British Columbia’s Akamina-Kishinena Provincial Park, together with Waterton Lakes National Park in Alberta and Glacier National Park in Montana, form the Crown of the Continent, a combination of biological, geological and climatic factors that occurs nowhere else in North America. These parks are also home to one the densest grizzly populations in North America, and the only specimens of Wyoming (Yellowstone) moose in Canada.
Akamina-Kishinena protects some of the oldest mineral formations in the Canadian Rockies. Most of these rocks are types of limestone that were deposited on the shallow floor and tidal flats on an ocean as early as 1½ billion years ago. Nunatuk, an interesting rock formation that was created from the same thrusting forces that created the Rocky Mountains, is the most photographed geological feature in the park. The highest peaks in the Clark Range of the Rocky Mountains occur here – Starvation (2,837 metres) and King Edward (2,802 metres).
Evidence found throughout the park indicates that K’tunaxa Aboriginal people inhabited this area long before European settlement. Rock cairns mark old native trails that lead through the South Kootenay Pass to reach the open plains where the K’tunaxa people traded and hunted buffalo. This area was also home to the first drilling sites in Western Canada dating back to the 1890s. Remnants of these historic oil rigs still exist.

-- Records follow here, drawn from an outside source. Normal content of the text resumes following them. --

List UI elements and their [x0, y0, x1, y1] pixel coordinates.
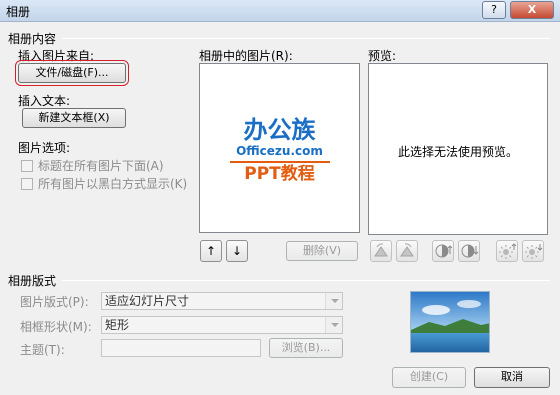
theme-input[interactable] — [101, 339, 261, 357]
watermark-logo: 办公族 Officezu.com PPT教程 — [200, 116, 359, 185]
insert-from-label: 插入图片来自: — [18, 49, 95, 63]
help-button[interactable]: ? — [482, 1, 506, 19]
rotate-right-button[interactable] — [396, 240, 418, 262]
preview-label: 预览: — [368, 49, 397, 63]
logo-chinese: 办公族 — [243, 116, 316, 144]
new-textbox-button[interactable]: 新建文本框(X) — [22, 108, 126, 128]
pictures-listbox[interactable]: 办公族 Officezu.com PPT教程 — [199, 63, 360, 233]
rotate-right-icon — [400, 243, 414, 257]
picture-layout-value: 适应幻灯片尺寸 — [105, 294, 190, 308]
rotate-left-icon — [374, 243, 388, 257]
cancel-button[interactable]: 取消 — [474, 367, 550, 388]
captions-below-label: 标题在所有图片下面(A) — [38, 159, 164, 173]
album-dialog: 相册 ? X 相册内容 插入图片来自: 文件/磁盘(F)... 插入文本: 新建… — [0, 0, 560, 395]
contrast-down-icon — [461, 244, 479, 258]
captions-below-checkbox[interactable]: 标题在所有图片下面(A) — [21, 157, 164, 174]
brightness-down-button[interactable] — [522, 240, 544, 262]
content-divider — [62, 38, 550, 39]
frame-shape-label: 相框形状(M): — [20, 320, 92, 334]
insert-text-label: 插入文本: — [18, 94, 71, 108]
chevron-down-icon — [325, 317, 342, 333]
brightness-up-button[interactable] — [496, 240, 518, 262]
checkbox-box — [21, 177, 33, 190]
contrast-up-icon — [435, 244, 453, 258]
logo-site: Officezu.com — [236, 144, 323, 158]
black-white-checkbox[interactable]: 所有图片以黑白方式显示(K) — [21, 175, 187, 192]
dialog-title: 相册 — [6, 5, 31, 19]
frame-shape-value: 矩形 — [105, 318, 130, 332]
preview-message: 此选择无法使用预览。 — [397, 145, 518, 159]
preview-pane: 此选择无法使用预览。 — [368, 63, 548, 235]
checkbox-box — [21, 159, 33, 172]
chevron-down-icon — [325, 293, 342, 309]
contrast-down-button[interactable] — [458, 240, 480, 262]
create-button[interactable]: 创建(C) — [392, 367, 466, 388]
title-bar: 相册 ? X — [0, 0, 560, 22]
rotate-left-button[interactable] — [370, 240, 392, 262]
layout-section-title: 相册版式 — [8, 274, 57, 288]
logo-tagline: PPT教程 — [244, 164, 315, 184]
layout-divider — [62, 280, 550, 281]
remove-button[interactable]: 删除(V) — [286, 241, 358, 261]
close-button[interactable]: X — [510, 1, 554, 19]
file-disk-button[interactable]: 文件/磁盘(F)... — [15, 60, 129, 86]
browse-button[interactable]: 浏览(B)... — [269, 338, 343, 358]
picture-layout-select[interactable]: 适应幻灯片尺寸 — [101, 292, 343, 310]
frame-shape-select[interactable]: 矩形 — [101, 316, 343, 334]
brightness-up-icon — [499, 243, 517, 259]
move-up-button[interactable]: ↑ — [200, 240, 222, 262]
theme-label: 主题(T): — [20, 343, 65, 357]
pictures-in-album-label: 相册中的图片(R): — [199, 49, 293, 63]
black-white-label: 所有图片以黑白方式显示(K) — [38, 177, 188, 191]
move-down-button[interactable]: ↓ — [226, 240, 248, 262]
content-section-title: 相册内容 — [8, 32, 57, 46]
picture-options-label: 图片选项: — [18, 141, 71, 155]
layout-preview-thumbnail — [410, 291, 490, 353]
landscape-thumbnail-icon — [411, 292, 489, 352]
contrast-up-button[interactable] — [432, 240, 454, 262]
picture-layout-label: 图片版式(P): — [20, 295, 89, 309]
brightness-down-icon — [525, 244, 543, 259]
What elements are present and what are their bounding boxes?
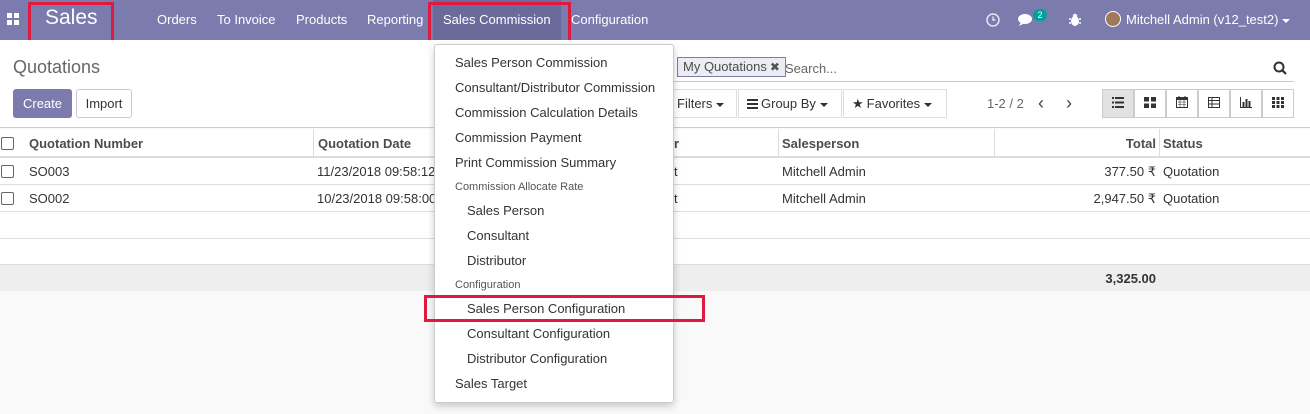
import-button[interactable]: Import [76,89,132,118]
menu-item-distributor-configuration[interactable]: Distributor Configuration [435,346,673,371]
grand-total: 3,325.00 [1105,271,1156,286]
menu-item-rate-distributor[interactable]: Distributor [435,248,673,273]
group-by-icon [747,91,758,118]
messages-icon[interactable] [1018,0,1035,40]
apps-grid-icon[interactable] [7,13,20,26]
star-icon: ★ [852,96,864,111]
menu-item-rate-sales-person[interactable]: Sales Person [435,198,673,223]
group-by-label: Group By [761,96,816,111]
menu-reporting[interactable]: Reporting [367,0,423,40]
menu-item-print-commission-summary[interactable]: Print Commission Summary [435,150,673,175]
user-name-label: Mitchell Admin (v12_test2) [1126,12,1279,27]
header-quotation-date[interactable]: Quotation Date [318,129,411,158]
select-all-checkbox[interactable] [1,137,14,150]
graph-view-icon[interactable] [1230,89,1262,118]
kanban-view-icon[interactable] [1134,89,1166,118]
list-view-icon[interactable] [1102,89,1134,118]
caret-down-icon [716,102,725,107]
highlight-box-app [28,2,114,45]
row-checkbox[interactable] [1,165,14,178]
header-total[interactable]: Total [995,129,1156,158]
menu-to-invoice[interactable]: To Invoice [217,0,276,40]
caret-down-icon [819,102,828,107]
menu-item-rate-consultant[interactable]: Consultant [435,223,673,248]
menu-item-sales-person-commission[interactable]: Sales Person Commission [435,50,673,75]
header-status[interactable]: Status [1163,129,1203,158]
pager-previous-icon[interactable]: ‹ [1038,89,1044,118]
facet-label: My Quotations [683,59,767,74]
cell-quotation-number: SO003 [29,164,70,179]
search-icon[interactable] [1273,61,1287,75]
cell-status: Quotation [1163,164,1220,179]
menu-products[interactable]: Products [296,0,347,40]
filters-label: Filters [677,96,713,111]
cell-salesperson: Mitchell Admin [782,164,866,179]
menu-item-consultant-distributor-commission[interactable]: Consultant/Distributor Commission [435,75,673,100]
cell-salesperson: Mitchell Admin [782,191,866,206]
debug-bug-icon[interactable] [1068,0,1082,40]
search-input[interactable] [785,57,1265,79]
message-count-badge: 2 [1033,9,1047,21]
section-header-allocate-rate: Commission Allocate Rate [455,181,584,193]
menu-item-commission-calculation-details[interactable]: Commission Calculation Details [435,100,673,125]
favorites-button[interactable]: ★ Favorites [843,89,947,118]
menu-item-consultant-configuration[interactable]: Consultant Configuration [435,321,673,346]
pivot-view-icon[interactable] [1198,89,1230,118]
activity-view-icon[interactable] [1262,89,1294,118]
breadcrumb: Quotations [13,57,101,77]
column-separator [778,129,779,158]
column-separator [1159,129,1160,158]
header-customer[interactable]: r [674,129,679,158]
top-navbar: Sales Orders To Invoice Products Reporti… [0,0,1310,40]
header-salesperson[interactable]: Salesperson [782,129,859,158]
cell-quotation-number: SO002 [29,191,70,206]
caret-down-icon [1282,18,1291,23]
highlight-box-config-item [424,295,705,322]
cell-status: Quotation [1163,191,1220,206]
menu-item-sales-target[interactable]: Sales Target [435,371,673,396]
cell-quotation-date: 10/23/2018 09:58:00 [317,191,434,206]
menu-orders[interactable]: Orders [157,0,197,40]
cell-quotation-date: 11/23/2018 09:58:12 [317,164,434,179]
user-menu[interactable]: Mitchell Admin (v12_test2) [1126,0,1291,40]
section-header-configuration: Configuration [455,279,521,291]
sales-commission-dropdown: Sales Person Commission Consultant/Distr… [434,44,674,403]
facet-remove-icon[interactable]: ✖ [770,60,780,74]
cell-total: 2,947.50 ₹ [1093,191,1157,206]
activity-clock-icon[interactable] [986,0,1000,40]
user-avatar[interactable] [1105,11,1121,27]
cell-total: 377.50 ₹ [1104,164,1156,179]
caret-down-icon [924,102,933,107]
pager-value[interactable]: 1-2 / 2 [987,89,1024,118]
create-button[interactable]: Create [13,89,72,118]
cell-customer: t [674,164,678,179]
row-checkbox[interactable] [1,192,14,205]
cell-customer: t [674,191,678,206]
header-quotation-number[interactable]: Quotation Number [29,129,143,158]
menu-configuration[interactable]: Configuration [571,0,648,40]
favorites-label: Favorites [866,96,921,111]
column-separator [313,129,314,158]
calendar-view-icon[interactable] [1166,89,1198,118]
pager-next-icon[interactable]: › [1066,89,1072,118]
search-facet[interactable]: My Quotations ✖ [677,57,786,77]
menu-item-commission-payment[interactable]: Commission Payment [435,125,673,150]
group-by-button[interactable]: Group By [738,89,842,118]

It’s likely that up to half of all the rare and endangered plant species in BC occur in Akamina-Kishinena, including the rare Pigmy poppy, which is found nowhere else in British Columbia. To protect this delicate ecosystem, no motorized transportation is allowed in the park.
Recreational activities include backcountry hiking, horseback riding and some fishing. Visitors are reminded that this park is a rugged wilderness area with no supplies or equipment of any kind. Campers need to be fully self-sufficient and practice ‘no trace’ camping. A backcountry campground, with 10 wilderness sawdust tent pads, outhouse and food cache is provided at Akamina Creek. This campground is located just off the main trail 1.5 km from Akamina Pass, 3 km from the trailhead at Cameron Lake. Register a trip itinerary with friends; check in and check out. Winter camping is available year round at Akamina Creek sites.
The park offers hiking. Akamina Pass: This old road built in the 1920s transects the park from Akamina Pass through the Kishinena Creeks to eventually reach the Flathead River valley. Cyclists use this route for day excursions from Waterton Lakes. Forum Lake and Falls: From the Ranger Station, it is 200 m to the falls and 2 km to the lake. The hike to Forum Lake takes about 45 minutes with a climb of 200 m. Wall Lake: From the Akamina Road (200 m) from the Ranger Station it is 2 km to Wall Lake, 50 m elevation gain.
There are cross-country skiing opportunities in the park during the winter months. The wall Lake trail is a popular destination at this time of the year. Please note the the trail traverses steep slopes and slide areas, and there is a high risk of avalanches.
Akamina-Kishinena Provincial Park is located in the extreme southeastern corner of British Columbia, close to the Alberta and US borders. The only road into the park from Canada is gravel, south from Highway 3 at Morrissey Provincial Park, or from the town of Michel south to Kishinena Creek Logging Road. There is also trail access over Akamina Pass from the roadhead at Cameron Lake in Waterton Lakes National Park, Alberta.